Art der Publikation: Beitrag in Zeitschrift
Modeling the YouTube Stack: from Packets to Quality of Experience
- Autor(en):
- Wamser, Florian; Casas, Pedro; Seufert, Michael; Moldovan, Christian; Tran-Gia, Phuoc; Hoßfeld, Tobias
- Titel der Zeitschrift:
- Computer Networks
- Veröffentlichung:
- 2016
- Schlagworte:
- YouTube; Progressive Streaming; Flow Control; Network Traffic Modeling; Quality of Experience Assessment; DASH
- Digital Object Identifier (DOI):
- doi:10.1016/j.comnet.2016.03.020
- Link zum Volltext:
- http://www.sciencedirect.com/science/article/pii/S1389128616300925
- Zitation:
- Download BibTeX
Kurzfassung
YouTube is one of the most popular and volume-dominant services in today’s Internet, and has changed the Web for ever.
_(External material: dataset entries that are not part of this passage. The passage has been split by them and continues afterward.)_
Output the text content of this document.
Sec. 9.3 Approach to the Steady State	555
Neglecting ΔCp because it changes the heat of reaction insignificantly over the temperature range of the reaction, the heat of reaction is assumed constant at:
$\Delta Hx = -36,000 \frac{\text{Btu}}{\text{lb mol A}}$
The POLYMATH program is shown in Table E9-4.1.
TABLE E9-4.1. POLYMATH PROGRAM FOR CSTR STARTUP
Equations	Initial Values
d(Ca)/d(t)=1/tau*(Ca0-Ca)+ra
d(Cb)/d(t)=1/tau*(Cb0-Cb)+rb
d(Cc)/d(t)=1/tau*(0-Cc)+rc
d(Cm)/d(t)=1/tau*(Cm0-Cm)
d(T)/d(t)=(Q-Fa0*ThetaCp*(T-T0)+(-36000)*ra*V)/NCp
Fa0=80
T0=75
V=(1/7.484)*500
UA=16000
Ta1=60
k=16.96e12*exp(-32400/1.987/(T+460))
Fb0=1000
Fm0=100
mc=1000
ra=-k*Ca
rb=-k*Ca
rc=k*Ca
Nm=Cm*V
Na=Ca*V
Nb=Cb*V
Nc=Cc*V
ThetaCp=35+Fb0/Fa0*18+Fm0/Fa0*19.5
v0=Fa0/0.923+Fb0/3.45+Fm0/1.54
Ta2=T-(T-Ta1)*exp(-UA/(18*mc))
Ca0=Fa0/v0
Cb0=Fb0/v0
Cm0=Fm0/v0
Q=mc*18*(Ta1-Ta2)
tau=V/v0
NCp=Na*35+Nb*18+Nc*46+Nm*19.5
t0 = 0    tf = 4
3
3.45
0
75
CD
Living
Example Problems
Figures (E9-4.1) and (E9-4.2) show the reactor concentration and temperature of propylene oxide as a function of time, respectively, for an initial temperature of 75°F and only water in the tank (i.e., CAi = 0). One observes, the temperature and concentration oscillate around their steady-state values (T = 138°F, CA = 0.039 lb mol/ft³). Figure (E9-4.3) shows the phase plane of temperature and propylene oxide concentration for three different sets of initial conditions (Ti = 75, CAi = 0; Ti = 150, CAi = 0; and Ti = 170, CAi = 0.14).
Consequently, network operators are forced to consider it in the design, deployment, and optimization of their networks. Taming YouTube requires a good understanding of the complete YouTube stack, from the network streaming service to the application itself. Understanding the interplays between individual YouTube functionalities and their implications for traffic and user Quality of Experience (QoE) becomes paramount nowadays. In this paper we characterize and model the YouTube stack at different layers, going from the generated network traffic to the QoE perceived by the users watching YouTube videos. Firstly, we present a network traffic model for the YouTube flow control mechanism, which permits to understand how YouTube provisions video traffic flows to users. Secondly, we investigate how traffic is consumed at the client side, deriving a simple model for the YouTube application. Thirdly, we analyze the implications for the end user, and present a model for the quality as perceived by them. This model is finally integrated into a system for real time QoE-based YouTube monitoring, highly useful to operators to assess the performance of their networks for provisioning YouTube videos. The central parameter for all the presented models is the buffer level at the YouTube application layer. This paper provides an extensive compendium of objective tools and models for network operators to better understand the YouTube traffic in their networks, to predict the playback behavior of the video player, and to assess how well they are doing in practice in delivering YouTube videos to their customers.